# Tom Petty - St. John's 2012



## fretboard (May 31, 2006)

St. John's, NL is still part of Canada, no? That "Mile" word strikes me as peculiar is all - in a "Royale With Cheese" sorta way.

Tom Petty & The Heartbreakers
June 3, 2012 - Mile One Centre, St. John's, NL

Halifax date to be announced shortly. For what it's worth, the band will be in Ireland June 7th so I'd anticipate something right around the St. John's date if I was a betting man.


----------



## Morkolo (Dec 9, 2010)

I'll be going to that one for sure.


----------



## fretboard (May 31, 2006)

June 2 at Mile One Centre as well now.


----------



## sulphur (Jun 2, 2011)

That's a concert that I'd like to see.

Any other dates across Canada?


----------



## fretboard (May 31, 2006)

No others for Canada yet - Tom Petty website had mentioned a Halifax date was to be announced before the second St. J show was added, so I don't know for sure. 

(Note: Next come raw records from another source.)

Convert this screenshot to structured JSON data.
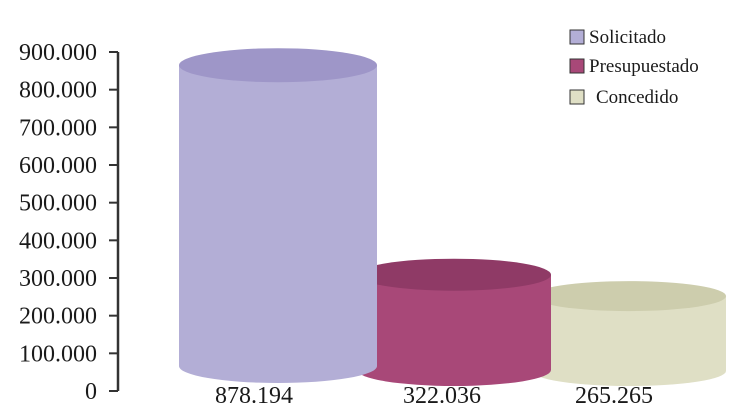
{
  "chart_data": {
    "type": "bar",
    "style": "3d-cylinder",
    "categories": [
      "Solicitado",
      "Presupuestado",
      "Concedido"
    ],
    "values": [
      878194,
      322036,
      265265
    ],
    "value_labels": [
      "878.194",
      "322.036",
      "265.265"
    ],
    "colors": {
      "Solicitado": "#b3aed6",
      "Presupuestado": "#a84878",
      "Concedido": "#dfdfc5"
    },
    "ylim": [
      0,
      900000
    ],
    "yticks": [
      0,
      100000,
      200000,
      300000,
      400000,
      500000,
      600000,
      700000,
      800000,
      900000
    ],
    "ytick_labels": [
      "0",
      "100.000",
      "200.000",
      "300.000",
      "400.000",
      "500.000",
      "600.000",
      "700.000",
      "800.000",
      "900.000"
    ],
    "legend": {
      "position": "top-right",
      "entries": [
        "Solicitado",
        "Presupuestado",
        "Concedido"
      ]
    },
    "title": "",
    "xlabel": "",
    "ylabel": "",
    "grid": false
  }
}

http://www.tompetty.com/tour


----------



## Bruiser74 (Jan 29, 2010)

I have my tickets for the St. John's show. One of my
all time favorite bands, should be a great show!

And FWIW, Mile One Center is located at or close to mile 1 of the Trans Canada Highway in
downtown St. John's. Hence the name.

Cheers
B


----------



## smorgdonkey (Jun 23, 2008)

fretboard said:


> Halifax date to be announced shortly. For what it's worth, the band will be in Ireland June 7th so I'd anticipate something right around the St. John's date if I was a betting man.

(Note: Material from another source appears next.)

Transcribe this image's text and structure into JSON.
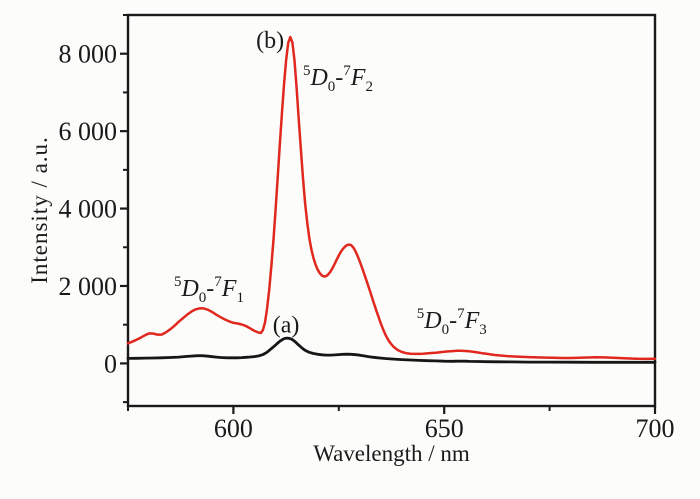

This has caused quite the buzz in Halifax and I was VERY pumped at the prospect of seeing Petty as was always a fan but I have become an avid fan over the last few years. Tickets are over $200, the mid priced is about $180 and the cheapest are about $100. 

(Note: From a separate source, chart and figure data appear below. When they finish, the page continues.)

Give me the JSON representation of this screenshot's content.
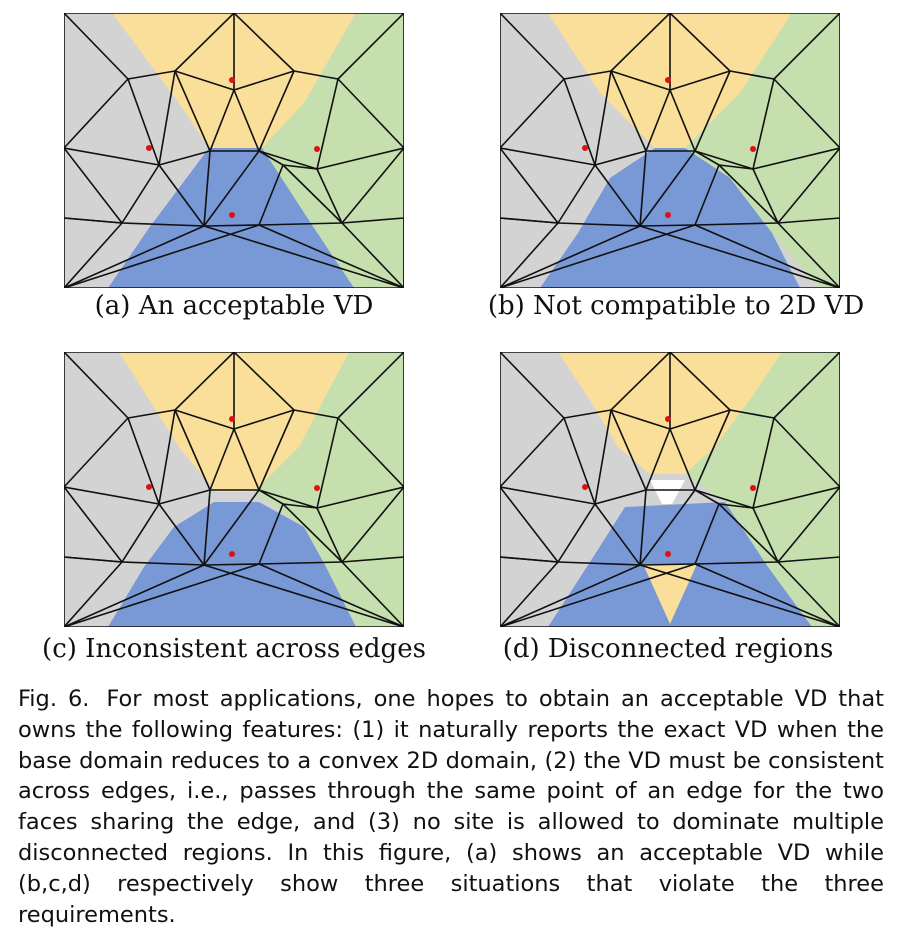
{
  "panels": [
    {
      "id": "a",
      "caption": "(a) An acceptable VD"
    },
    {
      "id": "b",
      "caption": "(b) Not compatible to 2D VD"
    },
    {
      "id": "c",
      "caption": "(c) Inconsistent across edges"
    },
    {
      "id": "d",
      "caption": "(d) Disconnected regions"
    }
  ],
  "colors": {
    "gray": "#d3d3d3",
    "yellow": "#fadf9a",
    "green": "#c5dfae",
    "blue": "#7898d6",
    "white": "#ffffff",
    "edge": "#111111",
    "site": "#e01010"
  },
  "figure_caption": {
    "label": "Fig. 6.",
    "text": "For most applications, one hopes to obtain an acceptable VD that owns the following features: (1) it naturally reports the exact VD when the base domain reduces to a convex 2D domain, (2) the VD must be consistent across edges, i.e., passes through the same point of an edge for the two faces sharing the edge, and (3) no site is allowed to dominate multiple disconnected regions. In this figure, (a) shows an acceptable VD while (b,c,d) respectively show three situations that violate the three requirements."
  }
}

That's f'n ridiculous. In the late '80s I spent 3 hours take home pay ($22) on a top act and people were saying "wow - that's getting steep for a concert ticket". Petty's tix are 2 days pay. That's simply unjustified inflation. I do blame the promoter but Tom was always the 'stand up for what is right' sort of guy and I can't believe that he is allowing that sort of gouging.

That said:
-he is a LONG ways away from being 'in touch' with the regular people so what would he know of 'affordability'?
-the tix sold like crazy so...yay capitalism
-it will be a great show (I just won't get to see it)


----------



## Morkolo (Dec 9, 2010)

smorgdonkey said:


> This has caused quite the buzz in Halifax and I was VERY pumped at the prospect of seeing Petty as was always a fan but I have become an avid fan over the last few years. Tickets are over $200, the mid priced is about $180 and the cheapest are about $100.
> 
> That's f'n ridiculous. In the late '80s I spent 3 hours take home pay ($22) on a top act and people were saying "wow - that's getting steep for a concert ticket". Petty's tix are 2 days pay. That's simply unjustified inflation. I do blame the promoter but Tom was always the 'stand up for what is right' sort of guy and I can't believe that he is allowing that sort of gouging.
> 
> ...


I'm not sure if I'll be going to the Tom Petty show now, I just looked at the ticket prices and by the time I buy a couple of tickets (at $200+ a piece), hotel room, meals, drinks and gas... I can think of a lot better ways to spend my money.


----------



## vanderkalin (Sep 4, 2009)

smorgdonkey said:


> This has caused quite the buzz in Halifax and I was VERY pumped at the prospect of seeing Petty as was always a fan but I have become an avid fan over the last few years. Tickets are over $200, the mid priced is about $180 and the cheapest are about $100.
> 
> That's f'n ridiculous. In the late '80s I spent 3 hours take home pay ($22) on a top act and people were saying "wow - that's getting steep for a concert ticket". Petty's tix are 2 days pay. That's simply unjustified inflation. I do blame the promoter but Tom was always the 'stand up for what is right' sort of guy and I can't believe that he is allowing that sort of gouging.
> 
> ...


the music biz has changed since the 80's. Tours are no longer run at a loss to sell albums, they are the primary source of income, no? And 100 bucks for nosebleeds doesn't seem so out of line these days. I saw him on the last tour in Saskatoon, and hes one of the good ones.And you are right. yeay capitalism.


----------



## GuitarsCanada (Dec 30, 2005)

May 31st added for Halifax and second date for St John's June 2nd and 3rd


----------